For the first time since the bombardment in 1941, no survivors of the sinking of the USS Arizona were on hand for the ceremony in Hawaii at the Pacific National Monument. Hundreds of others gathered there, though, for the event marking the moment the first bombs and shots were fired at 7:50 a.m.
Jacqueline Ashwell, superintendent of the World War II Valor in the Pacific National Monument, said that though the five remaining survivors of the USS Arizona weren't there, the United States would not forget their sacrifice, nor the sacrifice of other World War II veterans.
"For so long as there is a United States of America, a flag will fly over the USS Arizona Memorial and the National Park Service will continue to tell your story," she said. "Your unconquerable spirits will live forever."
Of the 1,500 people on board the battleship when it was sunk, about 300 survived. Five still live, all unable to travel due to age or illness -- Lauren Bruner, 98; Lou Conter, 97; Lonnie Cook, 98; Ken Potts, 97; and Don Stratton, 96.
Another 429 died on the USS Oklahoma and overall, 1,000 people were injured when Japan attacked Pearl Harbor.
"Once all these Pearl Harbor survivors are gone, and the people who knew them are gone, we're going to have lost this last living connection," World War II author Michael Wenger told Hawaii News Now.

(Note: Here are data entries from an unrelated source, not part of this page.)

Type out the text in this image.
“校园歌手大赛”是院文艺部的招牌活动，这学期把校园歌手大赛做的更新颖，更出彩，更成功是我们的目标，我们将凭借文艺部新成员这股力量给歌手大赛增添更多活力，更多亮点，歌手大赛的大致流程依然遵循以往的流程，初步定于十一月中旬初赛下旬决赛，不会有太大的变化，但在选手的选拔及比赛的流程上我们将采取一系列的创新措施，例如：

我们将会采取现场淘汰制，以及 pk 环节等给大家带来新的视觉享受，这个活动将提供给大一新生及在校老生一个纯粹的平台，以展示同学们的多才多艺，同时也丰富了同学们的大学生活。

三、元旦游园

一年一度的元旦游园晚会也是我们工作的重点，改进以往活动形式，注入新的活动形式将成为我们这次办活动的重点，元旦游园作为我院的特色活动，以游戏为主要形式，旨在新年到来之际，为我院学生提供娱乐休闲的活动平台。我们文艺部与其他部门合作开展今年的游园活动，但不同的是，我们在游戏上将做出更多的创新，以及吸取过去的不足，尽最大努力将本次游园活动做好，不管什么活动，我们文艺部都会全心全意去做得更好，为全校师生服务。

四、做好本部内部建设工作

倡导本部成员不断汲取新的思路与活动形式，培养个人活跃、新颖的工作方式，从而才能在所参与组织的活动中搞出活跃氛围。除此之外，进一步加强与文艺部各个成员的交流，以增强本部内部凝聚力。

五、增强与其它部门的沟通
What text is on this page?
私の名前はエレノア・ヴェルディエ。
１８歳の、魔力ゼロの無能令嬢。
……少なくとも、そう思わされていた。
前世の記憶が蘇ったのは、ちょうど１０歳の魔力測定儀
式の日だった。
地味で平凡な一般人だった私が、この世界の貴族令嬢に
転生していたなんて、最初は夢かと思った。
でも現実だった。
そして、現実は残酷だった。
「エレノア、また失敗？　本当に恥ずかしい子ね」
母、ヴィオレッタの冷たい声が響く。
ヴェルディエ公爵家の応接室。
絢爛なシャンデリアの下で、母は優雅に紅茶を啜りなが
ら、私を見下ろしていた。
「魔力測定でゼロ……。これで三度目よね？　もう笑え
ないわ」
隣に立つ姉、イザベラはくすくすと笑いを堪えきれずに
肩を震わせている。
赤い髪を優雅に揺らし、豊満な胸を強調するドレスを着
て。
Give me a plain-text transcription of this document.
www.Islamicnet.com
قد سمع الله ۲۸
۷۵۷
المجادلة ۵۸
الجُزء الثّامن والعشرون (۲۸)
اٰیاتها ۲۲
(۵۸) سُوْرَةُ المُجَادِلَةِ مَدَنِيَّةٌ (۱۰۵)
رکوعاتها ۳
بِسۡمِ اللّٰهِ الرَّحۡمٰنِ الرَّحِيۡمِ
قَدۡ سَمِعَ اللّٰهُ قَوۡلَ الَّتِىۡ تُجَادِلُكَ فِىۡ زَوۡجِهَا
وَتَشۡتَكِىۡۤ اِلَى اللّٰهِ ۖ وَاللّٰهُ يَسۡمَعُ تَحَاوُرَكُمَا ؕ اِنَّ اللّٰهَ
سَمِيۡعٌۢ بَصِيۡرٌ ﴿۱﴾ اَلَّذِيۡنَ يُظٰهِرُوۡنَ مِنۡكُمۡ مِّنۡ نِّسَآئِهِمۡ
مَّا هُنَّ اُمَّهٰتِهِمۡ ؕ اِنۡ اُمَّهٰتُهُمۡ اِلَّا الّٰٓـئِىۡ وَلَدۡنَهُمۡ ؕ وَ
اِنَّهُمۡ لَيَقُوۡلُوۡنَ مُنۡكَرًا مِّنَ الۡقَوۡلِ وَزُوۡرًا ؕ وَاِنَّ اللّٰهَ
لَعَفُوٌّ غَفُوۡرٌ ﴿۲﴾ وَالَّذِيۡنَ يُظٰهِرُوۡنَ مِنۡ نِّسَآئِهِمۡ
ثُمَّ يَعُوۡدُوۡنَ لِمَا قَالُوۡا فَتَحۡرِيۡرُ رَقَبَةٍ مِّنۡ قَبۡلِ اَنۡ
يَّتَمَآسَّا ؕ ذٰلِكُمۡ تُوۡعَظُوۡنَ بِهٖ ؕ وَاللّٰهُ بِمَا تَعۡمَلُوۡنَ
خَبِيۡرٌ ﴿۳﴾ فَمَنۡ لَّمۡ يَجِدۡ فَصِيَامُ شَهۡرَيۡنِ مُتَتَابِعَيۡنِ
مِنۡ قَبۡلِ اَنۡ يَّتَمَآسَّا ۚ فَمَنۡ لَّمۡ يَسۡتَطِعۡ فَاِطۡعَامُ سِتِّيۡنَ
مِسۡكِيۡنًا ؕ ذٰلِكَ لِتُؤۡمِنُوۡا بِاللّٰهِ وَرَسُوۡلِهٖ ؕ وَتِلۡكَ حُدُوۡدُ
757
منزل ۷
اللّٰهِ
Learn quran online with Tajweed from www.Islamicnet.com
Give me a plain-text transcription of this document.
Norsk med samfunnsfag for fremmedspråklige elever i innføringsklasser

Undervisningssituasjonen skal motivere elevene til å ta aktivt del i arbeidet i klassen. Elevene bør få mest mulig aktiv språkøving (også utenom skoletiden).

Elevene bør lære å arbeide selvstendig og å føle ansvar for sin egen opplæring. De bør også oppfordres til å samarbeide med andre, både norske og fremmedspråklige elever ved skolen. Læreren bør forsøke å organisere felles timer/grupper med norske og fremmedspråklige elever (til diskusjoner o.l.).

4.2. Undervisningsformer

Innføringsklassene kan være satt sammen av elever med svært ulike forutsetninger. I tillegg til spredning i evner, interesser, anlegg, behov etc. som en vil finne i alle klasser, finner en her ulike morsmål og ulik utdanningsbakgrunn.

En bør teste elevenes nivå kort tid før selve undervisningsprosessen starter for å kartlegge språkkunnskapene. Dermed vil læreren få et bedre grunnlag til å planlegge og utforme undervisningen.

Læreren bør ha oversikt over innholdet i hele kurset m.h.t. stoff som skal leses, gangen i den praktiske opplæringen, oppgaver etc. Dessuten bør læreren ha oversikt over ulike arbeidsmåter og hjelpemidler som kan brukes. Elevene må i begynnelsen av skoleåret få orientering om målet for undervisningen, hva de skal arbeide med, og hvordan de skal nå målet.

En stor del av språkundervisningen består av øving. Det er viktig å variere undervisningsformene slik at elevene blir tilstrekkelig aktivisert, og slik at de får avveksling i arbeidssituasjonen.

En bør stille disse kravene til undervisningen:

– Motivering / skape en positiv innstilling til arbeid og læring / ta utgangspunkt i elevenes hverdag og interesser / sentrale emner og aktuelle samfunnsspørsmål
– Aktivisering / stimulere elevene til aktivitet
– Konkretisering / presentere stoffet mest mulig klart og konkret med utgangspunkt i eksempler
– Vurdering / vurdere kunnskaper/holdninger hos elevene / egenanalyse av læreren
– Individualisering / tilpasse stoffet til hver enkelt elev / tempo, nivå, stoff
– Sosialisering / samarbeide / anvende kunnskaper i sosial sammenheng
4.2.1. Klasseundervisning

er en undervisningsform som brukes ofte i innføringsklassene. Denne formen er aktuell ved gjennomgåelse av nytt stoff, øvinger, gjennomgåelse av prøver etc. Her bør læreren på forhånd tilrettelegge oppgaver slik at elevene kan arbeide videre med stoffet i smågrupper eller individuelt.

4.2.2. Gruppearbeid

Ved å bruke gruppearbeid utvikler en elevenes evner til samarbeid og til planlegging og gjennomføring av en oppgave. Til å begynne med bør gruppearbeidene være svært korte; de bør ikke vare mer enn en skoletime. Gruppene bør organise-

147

In Washington, D.C., others gathered at the National World War II Memorial to lay a wreath at the Freedom Wall to honor the more than 400,000 U.S. troops who died in World War II. The United States' entry into the war was the direct result of Pearl Harbor.
"Today, we honor those who perished 77 years ago at Pearl Harbor, and we salute every veteran who served in World War II over the 4 years that followed that horrific attack. God Bless America!" he tweeted.